Hyperloop Facts
Hyperloop Facts

27 Amazing Hyperloop Facts

James Israelsen
By James Israelsen, Associate Writer
Published April 18, 2020
  • The idea of Hyperloop transportation was originally pitched by Elon Musk, a famous and controversial technological entrepreneur.[1]
  • Hyperloop travel is a form of pneumatic tube travel.[2]
  • Pneumatic tube technology, which uses a partial vacuum or compressed air to transport objects, has been used in a variety of ways, such as transporting books in libraries, money and paperwork at banks, and as a mail delivery system in Paris.[2]
  • Although Hyperloop is considered a “futuristic” technology, the basic idea originates from 100-year-old attempts to develop cars that would move by air compression.[1]
  • Companies in India and Europe are already working on building the actual tubes and pods for Hyperloop tracks, while two start-up companies in the United States are exploring its development as a public transportation system.[1]
  • Proponents claim that Hyperloop technology would be more sustainable than the modern aviation industry.[1]
  • Elon Musk Hyperloop
    Hyperloop travel is the brainchild of tech mogul Elon Musk
  • The initial brain behind the Hyperloop project, Elon Musk is also the CEO of SpaceX and Tesla.[4]
  • If successful, Hyperloop transportation will move at speeds faster than 600 mph—fast enough to be viable for travel across the United States.[1]
  • Hyperloop technology proposes using vacuums and air compression to move transportation pods through massive tubes.[1]
  • Hyperloop investors predict that the cost of travel by Hyperloop would be much less expensive than the current cost of flying.[1]
  • One limitation to Hyperloop is the lack of a feasible way to travel from continent to continent, as Hyperloop vehicles will require “tracks” of hollow tubes to travel through.[1]
  • Detractors say that Hyperloop will never be able to fully replace other forms of transportation, due to the physical discomfort certain segments of the population, such as the elderly, would experience at such high speeds.[1]
  • A major concern regarding Hyperloop is the difficulty of stopping the pods and allowing people to exit quickly in case of an emergency.[1]
  • Although Hyperloop pods would travel at speeds comparable to aircraft, riders wouldn’t experience the unpleasant sensations associated with the liftoff and landing of airplanes.[1]
  • Hyperloop pneumatic transit
    Though it was only in operation for a few years, the Beach Pneumatic Transit was definitely ahead of its time
  • A precursor to Hyperloop travel was tried in the 1870s in New York City.
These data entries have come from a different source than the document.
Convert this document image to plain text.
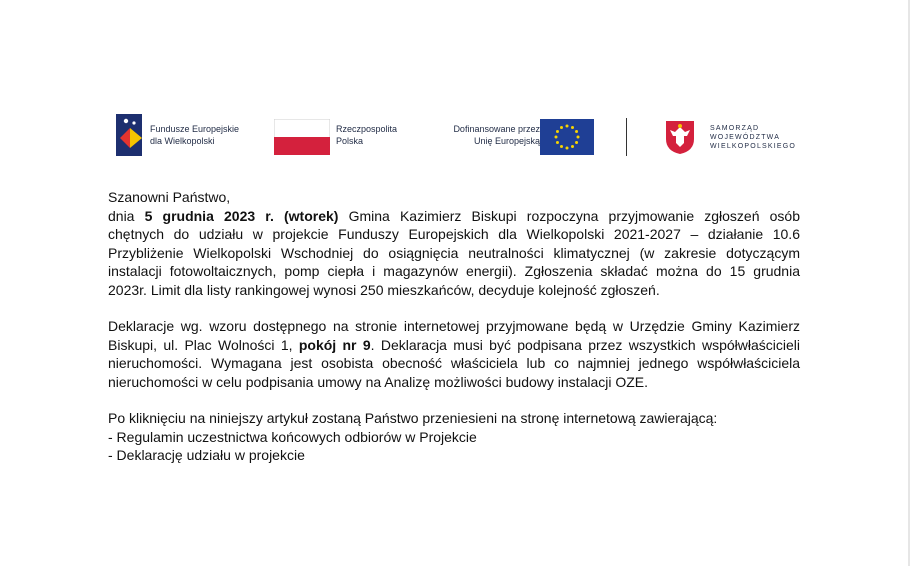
Fundusze Europejskie
dla Wielkopolski
Rzeczpospolita
Polska
Dofinansowane przez
Unię Europejską
SAMORZĄD
WOJEWÓDZTWA
WIELKOPOLSKIEGO
Szanowni Państwo,
dnia 5 grudnia 2023 r. (wtorek) Gmina Kazimierz Biskupi rozpoczyna przyjmowanie zgłoszeń osób
chętnych do udziału w projekcie Funduszy Europejskich dla Wielkopolski 2021-2027 – działanie 10.6
Przybliżenie Wielkopolski Wschodniej do osiągnięcia neutralności klimatycznej (w zakresie dotyczącym
instalacji fotowoltaicznych, pomp ciepła i magazynów energii). Zgłoszenia składać można do 15 grudnia
2023r. Limit dla listy rankingowej wynosi 250 mieszkańców, decyduje kolejność zgłoszeń.
Deklaracje wg. wzoru dostępnego na stronie internetowej przyjmowane będą w Urzędzie Gminy Kazimierz
Biskupi, ul. Plac Wolności 1, pokój nr 9. Deklaracja musi być podpisana przez wszystkich współwłaścicieli
nieruchomości. Wymagana jest osobista obecność właściciela lub co najmniej jednego współwłaściciela
nieruchomości w celu podpisania umowy na Analizę możliwości budowy instalacji OZE.
Po kliknięciu na niniejszy artykuł zostaną Państwo przeniesieni na stronę internetową zawierającą:
- Regulamin uczestnictwa końcowych odbiorów w Projekcie
- Deklarację udziału w projekcie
Beach Pneumatic Transit briefly allowed people to travel a short distance in Manhattan in underground, pneumatic passenger capsules.[2]
  • Virgin Hyperloop One, an American company working to develop the technology, built a test track in Nevada; in 2017, pods on the track were able to travel at speeds of 240 mph.[1]
  • In India, where a state government approved further development of Hyperloop technology for public transit, it is predicted that Hyperloop service will be possible by the year 2029.[1]
  • A road trip that currently takes around 16 hours by car would take less than 2 hours by Hyperloop.[3]
  • The two forces that slow a railway train down, drag and friction, would be reduced to nearly zero in Hyperloop tubes, where pods would travel in tubes that had the air pumped out of them and would be kept frictionless through magnetic forces.[3]
  • Elon Musk, who first developed the concept of Hyperloop travel, offered his research as an open-source resource available to everyone.[2]
  • Hyperloop Elon Musk
    Musk released his proposed approach to Hyperloop travel to the world

  • Some countries currently have trains that use magnetic levitation, one of the two main principles behind Hyperloop. In Japan, a “maglev” train can travel at speeds up to 375 mph.[3]
  • In 2015, Elon Musk's company SpaceX sponsored a competition for engineers to design pods that would be able to travel at high speeds while keeping passengers safe and possessing the capacity to slow down almost instantly. Several more such competitions have been held since.[3]
  • The proposed Hyperloop train would speed up slowly to its regular traveling speed of around 510 mph, in order to avoid making passengers sick.[2]
  • Hyperloop Travel
    It should be a smooth ride
  • Engineers at Virgin Hyperloop One claim that riding in a Hyperloop train will be so smooth that passengers' coffee cups won't slide, even when traveling at 600 mph.[2]
  • The three major companies currently working to develop Hyperloop travel in North America are the Los Angeles-based companies Virgin Hyperloop One and Hyperloop Transportation Technologies, and Toronto-based company TransPod.[2]
  • Engineers working on Hyperloop travel claim that a company developing Hyperloop travel will earn their money back after only a decade, due to energy savings above that of traditional modes of transportation.[2]
  • In addition to transporting people, Hyperloop could be used to ship goods.[2]